Первое заседание Иванова предложила устроить в Москве в ее квартире в ноябре 1960 года. Отсутствовал только Храпченко, находившийся в то время за границей. Первое слово взял председатель комиссии В.В. Иванов. Он сказал, что нужно забыть и простить все поступки Б. Л. и отнестись к нему как к большому художнику. Вторым говорил Эренбург. Он считал необходимым срочно выпустить томик стихотворений Пастернака. Каждому дали задания. Было решено собирать архив и сосредоточивать его у председателя комиссии и в доме Бориса Леонидовича. Жарову поручили написать письмо в секретариат Союза писателей о постановлении комиссии. После заседания Жаров подошел ко мне и сказал, что Борис Леонидович был очень беспокойной личностью и Жаров рисковал собой, пригласив его читать стихи в Политехническом музее на вечере дружбы славянских народов в 1948 году. Программа была твердо установлена, а он, мол, читал непредусмотренное – «Гамлета» и «Свеча горела». Я ему напомнила, как было дело. Боря читал все по программе, а после бесконечных вызовов он прочел на бис непредусмотренное. Это было на моих глазах, и я отлично все помнила. Но Жаров воскликнул: «Вы забыли, какие то были времена и как мне за это попало!» Я рассмеялась и сказала: «В конце концов все обошлось благополучно, и в 1960 году вы стоите все-таки передо мной живой и невредимый».
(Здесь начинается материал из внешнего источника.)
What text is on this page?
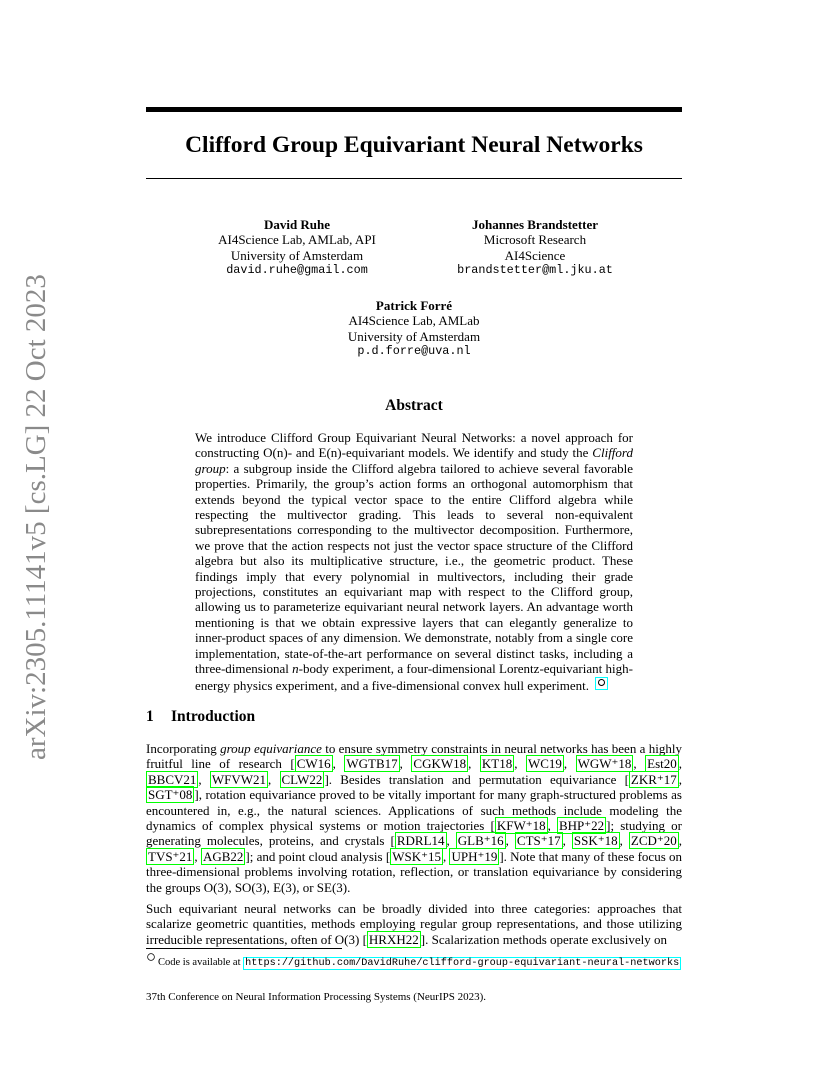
arXiv:2305.11141v5 [cs.LG] 22 Oct 2023
Clifford Group Equivariant Neural Networks
David Ruhe
AI4Science Lab, AMLab, API
University of Amsterdam
david.ruhe@gmail.com
Johannes Brandstetter
Microsoft Research
AI4Science
brandstetter@ml.jku.at
Patrick Forré
AI4Science Lab, AMLab
University of Amsterdam
p.d.forre@uva.nl
Abstract
We introduce Clifford Group Equivariant Neural Networks: a novel approach for constructing O(n)- and E(n)-equivariant models. We identify and study the Clifford group: a subgroup inside the Clifford algebra tailored to achieve several favorable properties. Primarily, the group’s action forms an orthogonal automorphism that extends beyond the typical vector space to the entire Clifford algebra while respecting the multivector grading. This leads to several non-equivalent subrepresentations corresponding to the multivector decomposition. Furthermore, we prove that the action respects not just the vector space structure of the Clifford algebra but also its multiplicative structure, i.e., the geometric product. These findings imply that every polynomial in multivectors, including their grade projections, constitutes an equivariant map with respect to the Clifford group, allowing us to parameterize equivariant neural network layers. An advantage worth mentioning is that we obtain expressive layers that can elegantly generalize to inner-product spaces of any dimension. We demonstrate, notably from a single core implementation, state-of-the-art performance on several distinct tasks, including a three-dimensional n-body experiment, a four-dimensional Lorentz-equivariant high-energy physics experiment, and a five-dimensional convex hull experiment.
1 Introduction

Incorporating group equivariance to ensure symmetry constraints in neural networks has been a highly fruitful line of research [ CW16 , WGTB17 , CGKW18 , KT18 , WC19 , WGW⁺18 , Est20 , BBCV21 , WFVW21 , CLW22 ]. Besides translation and permutation equivariance [ ZKR⁺17 , SGT⁺08 ], rotation equivariance proved to be vitally important for many graph-structured problems as encountered in, e.g., the natural sciences. Applications of such methods include modeling the dynamics of complex physical systems or motion trajectories [ KFW⁺18 , BHP⁺22 ]; studying or generating molecules, proteins, and crystals [ RDRL14 , GLB⁺16 , CTS⁺17 , SSK⁺18 , ZCD⁺20 , TVS⁺21 , AGB22 ]; and point cloud analysis [ WSK⁺15 , UPH⁺19 ]. Note that many of these focus on three-dimensional problems involving rotation, reflection, or translation equivariance by considering the groups O(3), SO(3), E(3), or SE(3).

Such equivariant neural networks can be broadly divided into three categories: approaches that scalarize geometric quantities, methods employing regular group representations, and those utilizing irreducible representations, often of O(3) [ HRXH22 ]. Scalarization methods operate exclusively on

Code is available at https://github.com/DavidRuhe/clifford-group-equivariant-neural-networks
37th Conference on Neural Information Processing Systems (NeurIPS 2023).
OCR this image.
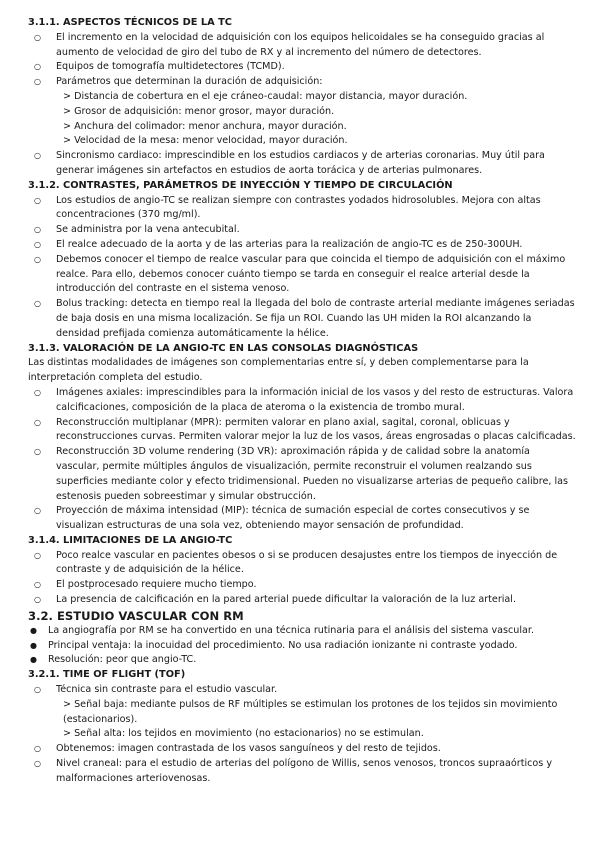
3.1.1. ASPECTOS TÉCNICOS DE LA TC
○ El incremento en la velocidad de adquisición con los equipos helicoidales se ha conseguido gracias al aumento de velocidad de giro del tubo de RX y al incremento del número de detectores.
○ Equipos de tomografía multidetectores (TCMD).
○ Parámetros que determinan la duración de adquisición:
> Distancia de cobertura en el eje cráneo-caudal: mayor distancia, mayor duración.
> Grosor de adquisición: menor grosor, mayor duración.
> Anchura del colimador: menor anchura, mayor duración.
> Velocidad de la mesa: menor velocidad, mayor duración.
○ Sincronismo cardiaco: imprescindible en los estudios cardiacos y de arterias coronarias. Muy útil para generar imágenes sin artefactos en estudios de aorta torácica y de arterias pulmonares.
3.1.2. CONTRASTES, PARÁMETROS DE INYECCIÓN Y TIEMPO DE CIRCULACIÓN
○ Los estudios de angio-TC se realizan siempre con contrastes yodados hidrosolubles. Mejora con altas concentraciones (370 mg/ml).
○ Se administra por la vena antecubital.
○ El realce adecuado de la aorta y de las arterias para la realización de angio-TC es de 250-300UH.
○ Debemos conocer el tiempo de realce vascular para que coincida el tiempo de adquisición con el máximo realce. Para ello, debemos conocer cuánto tiempo se tarda en conseguir el realce arterial desde la introducción del contraste en el sistema venoso.
○ Bolus tracking: detecta en tiempo real la llegada del bolo de contraste arterial mediante imágenes seriadas de baja dosis en una misma localización. Se fija un ROI. Cuando las UH miden la ROI alcanzando la densidad prefijada comienza automáticamente la hélice.
3.1.3. VALORACIÓN DE LA ANGIO-TC EN LAS CONSOLAS DIAGNÓSTICAS

Las distintas modalidades de imágenes son complementarias entre sí, y deben complementarse para la interpretación completa del estudio.

○ Imágenes axiales: imprescindibles para la información inicial de los vasos y del resto de estructuras. Valora calcificaciones, composición de la placa de ateroma o la existencia de trombo mural.
○ Reconstrucción multiplanar (MPR): permiten valorar en plano axial, sagital, coronal, oblicuas y reconstrucciones curvas. Permiten valorar mejor la luz de los vasos, áreas engrosadas o placas calcificadas.
○ Reconstrucción 3D volume rendering (3D VR): aproximación rápida y de calidad sobre la anatomía vascular, permite múltiples ángulos de visualización, permite reconstruir el volumen realzando sus superficies mediante color y efecto tridimensional. Pueden no visualizarse arterias de pequeño calibre, las estenosis pueden sobreestimar y simular obstrucción.
○ Proyección de máxima intensidad (MIP): técnica de sumación especial de cortes consecutivos y se visualizan estructuras de una sola vez, obteniendo mayor sensación de profundidad.
3.1.4. LIMITACIONES DE LA ANGIO-TC
○ Poco realce vascular en pacientes obesos o si se producen desajustes entre los tiempos de inyección de contraste y de adquisición de la hélice.
○ El postprocesado requiere mucho tiempo.
○ La presencia de calcificación en la pared arterial puede dificultar la valoración de la luz arterial.
3.2. ESTUDIO VASCULAR CON RM
● La angiografía por RM se ha convertido en una técnica rutinaria para el análisis del sistema vascular.
● Principal ventaja: la inocuidad del procedimiento. No usa radiación ionizante ni contraste yodado.
● Resolución: peor que angio-TC.
3.2.1. TIME OF FLIGHT (TOF)
○ Técnica sin contraste para el estudio vascular.
> Señal baja: mediante pulsos de RF múltiples se estimulan los protones de los tejidos sin movimiento (estacionarios).
> Señal alta: los tejidos en movimiento (no estacionarios) no se estimulan.
○ Obtenemos: imagen contrastada de los vasos sanguíneos y del resto de tejidos.
○ Nivel craneal: para el estudio de arterias del polígono de Willis, senos venosos, troncos supraaórticos y malformaciones arteriovenosas.
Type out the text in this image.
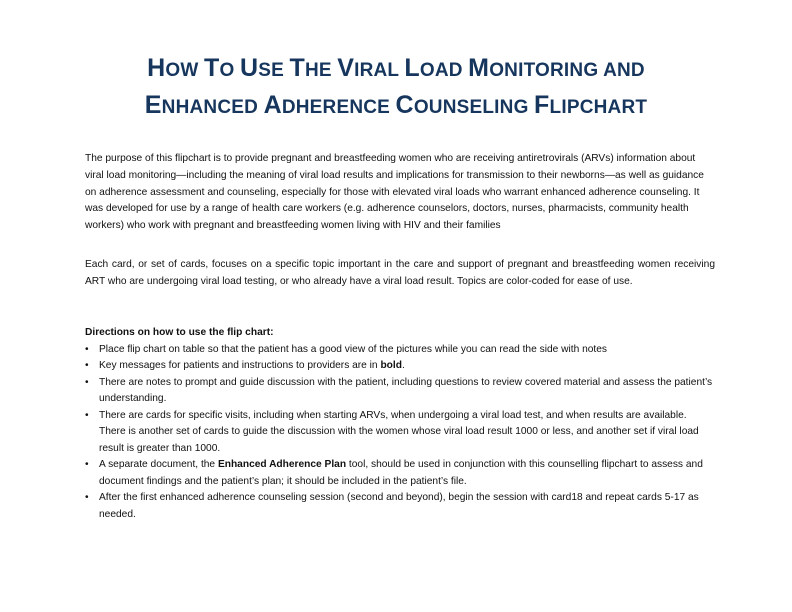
HOW TO USE THE VIRAL LOAD MONITORING AND
ENHANCED ADHERENCE COUNSELING FLIPCHART

The purpose of this flipchart is to provide pregnant and breastfeeding women who are receiving antiretrovirals (ARVs) information about viral load monitoring—including the meaning of viral load results and implications for transmission to their newborns—as well as guidance on adherence assessment and counseling, especially for those with elevated viral loads who warrant enhanced adherence counseling. It was developed for use by a range of health care workers (e.g. adherence counselors, doctors, nurses, pharmacists, community health workers) who work with pregnant and breastfeeding women living with HIV and their families

Each card, or set of cards, focuses on a specific topic important in the care and support of pregnant and breastfeeding women receiving ART who are undergoing viral load testing, or who already have a viral load result. Topics are color-coded for ease of use.

Directions on how to use the flip chart:
• Place flip chart on table so that the patient has a good view of the pictures while you can read the side with notes
• Key messages for patients and instructions to providers are in bold.
• There are notes to prompt and guide discussion with the patient, including questions to review covered material and assess the patient’s understanding.
• There are cards for specific visits, including when starting ARVs, when undergoing a viral load test, and when results are available. There is another set of cards to guide the discussion with the women whose viral load result 1000 or less, and another set if viral load result is greater than 1000.
• A separate document, the Enhanced Adherence Plan tool, should be used in conjunction with this counselling flipchart to assess and document findings and the patient’s plan; it should be included in the patient’s file.
• After the first enhanced adherence counseling session (second and beyond), begin the session with card18 and repeat cards 5-17 as needed.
По-видимому, решение по поводу однотомника секретариат вынес удовлетворительное. Как оказалось, подбор стихов поручили Суркову. Многие волновались, возмущались этим выбором, а я как раз была довольна, это казалось мне гарантией того, что отобранные им стихи увидят свет. Говорили, что Суркову поручили вступительную статью к однотомнику. Это меня огорчало, я предполагала, что его статья будет недоброжелательной. Но я вспомнила слова, сказанные Борей незадолго до смерти о том, что он предпочитает Суркова многим другим, и даже в те времена, когда Сурков на него нападал, ему казалось, что тот делает это честно, действуя в согласии со своим происхождением и кровным революционным духом, и честность его казалась Боре достойной уважения. Сурков плохо понимал и неправильно толковал многие строки Бориных стихов, и я не раз напоминала об этом Боре в наших разговорах. Но он отмахивался: значит, он неясно выразился в стихах, и Сурков не виноват, если так их трактует.